Die gerade erst gegründete Menschenrechtskommission der Vereinten Nationen wurde 1946 beauftragt, einen internationalen Menschenrechtskodex zu erarbeiten. Während noch zu Zeiten des Völkerbundes Menschenrechte vorwiegend als innerstaatliche Angelegenheit angesehen wurden, ging es nach den Erfahrungen des Zweiten Weltkriegs und unter dem Eindruck der Shoa um ein universelles Bekenntnis zu individuellen Menschenrechten. Im folgenden Jahr nahm ein formeller Redaktionsausschuss unter Leitung von Eleanor Roosevelt, US-amerikanische Menschenrechtsaktivistin und frühere First Lady, ihre Arbeit auf; knapp zwei Jahre feilten acht Frauen und Männer an dem Dokument – darunter der Kanadier John Humphrey, der Chilene Hernán Santa Cruz, der griechisch-orthodoxe Christ aus dem Libanon Charles Habib Malik, Peng Chun Chang, ein konfuzianischer Gelehrter aus China, und René Cassin, ein französischer Jude.

 

Ein großer Moment der Menschheitsgeschichte

Um die schon damals tiefen Gräben zwischen westlich-liberalen Staaten und autoritären Regimen, zwischen religiösen und säkularen Ländern zu überbrücken, versuchte man in der Kommission, allgemeine Prinzipien möglichst konkret zu formulieren. Das Ergebnis waren dreißig prägnant gefasste Artikel ohne rhetorischen Pomp. Sie waren das Ergebnis langer Sitzungen und hartnäckiger Verhandlungen.

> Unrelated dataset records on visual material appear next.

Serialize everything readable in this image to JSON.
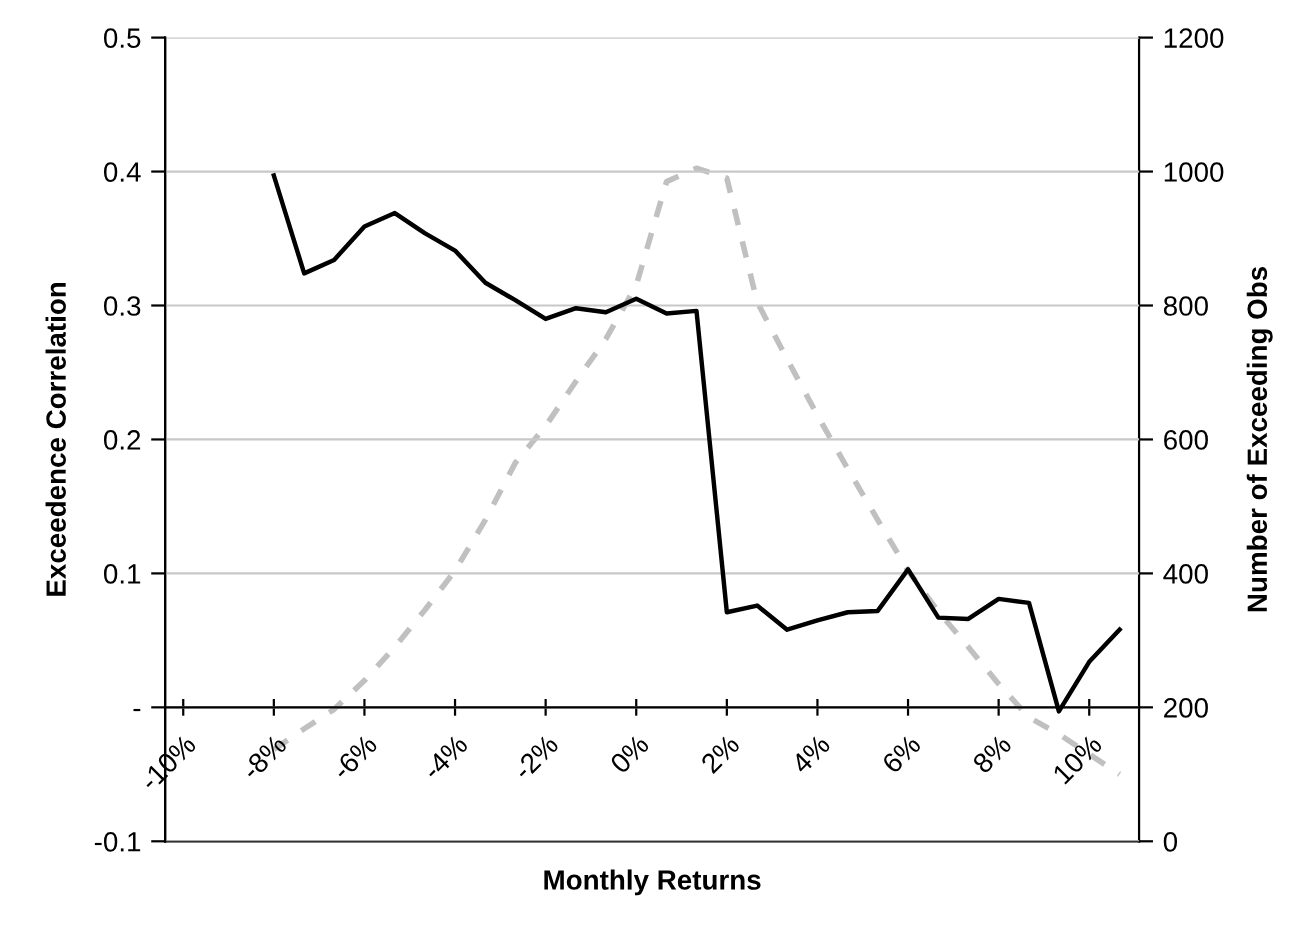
{
  "chart_data": {
    "type": "line",
    "xlabel": "Monthly Returns",
    "ylabel": "Exceedence Correlation",
    "y2label": "Number of Exceeding Obs",
    "x": [
      -8,
      -7.33,
      -6.67,
      -6,
      -5.33,
      -4.67,
      -4,
      -3.33,
      -2.67,
      -2,
      -1.33,
      -0.67,
      0,
      0.67,
      1.33,
      2,
      2.67,
      3.33,
      4,
      4.67,
      5.33,
      6,
      6.67,
      7.33,
      8,
      8.67,
      9.33,
      10,
      10.67
    ],
    "series": [
      {
        "color": "#000000",
        "line_style": "solid",
        "values": [
          0.397,
          0.324,
          0.334,
          0.359,
          0.369,
          0.354,
          0.341,
          0.317,
          0.304,
          0.29,
          0.298,
          0.295,
          0.305,
          0.294,
          0.296,
          0.071,
          0.076,
          0.058,
          0.065,
          0.071,
          0.072,
          0.103,
          0.067,
          0.066,
          0.081,
          0.078,
          -0.003,
          0.034,
          0.058
        ]
      },
      {
        "color": "#c0c0c0",
        "line_style": "dashed",
        "axis": "y2",
        "values": [
          137,
          168,
          197,
          240,
          290,
          345,
          404,
          480,
          565,
          620,
          687,
          750,
          830,
          985,
          1005,
          990,
          805,
          720,
          636,
          556,
          480,
          404,
          343,
          290,
          235,
          185,
          160,
          130,
          100
        ]
      }
    ],
    "xlim": [
      -10.4,
      11.1
    ],
    "xticks": [
      {
        "value": -10,
        "label": "-10%"
      },
      {
        "value": -8,
        "label": "-8%"
      },
      {
        "value": -6,
        "label": "-6%"
      },
      {
        "value": -4,
        "label": "-4%"
      },
      {
        "value": -2,
        "label": "-2%"
      },
      {
        "value": 0,
        "label": "0%"
      },
      {
        "value": 2,
        "label": "2%"
      },
      {
        "value": 4,
        "label": "4%"
      },
      {
        "value": 6,
        "label": "6%"
      },
      {
        "value": 8,
        "label": "8%"
      },
      {
        "value": 10,
        "label": "10%"
      }
    ],
    "ylim": [
      -0.1,
      0.5
    ],
    "yticks": [
      -0.1,
      {
        "value": 0,
        "label": "-"
      },
      0.1,
      0.2,
      0.3,
      0.4,
      0.5
    ],
    "y2lim": [
      0,
      1200
    ],
    "y2ticks": [
      0,
      200,
      400,
      600,
      800,
      1000,
      1200
    ],
    "grid": "y",
    "legend": false,
    "marker": "none"
  }
}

Die politischen Konfliktlinien der Zeit bildeten sich natürlich auch in der Menschenrechtskommission ab. Die westlichen Staaten zielten auf politische und bürgerliche Freiheiten; dagegen beharrte die Sowjetunion auf wirtschaftlichen und sozialen Rechten. Gewiss verstanden autoritäre Staaten, welche Gefahr die Verkündung universeller Menschenrechte für ihre Regime bedeuten könnte. Um die Erklärung der Menschenrechte nicht zu gefährden, entschied man deshalb, auf Verbindlichkeit zu verzichten.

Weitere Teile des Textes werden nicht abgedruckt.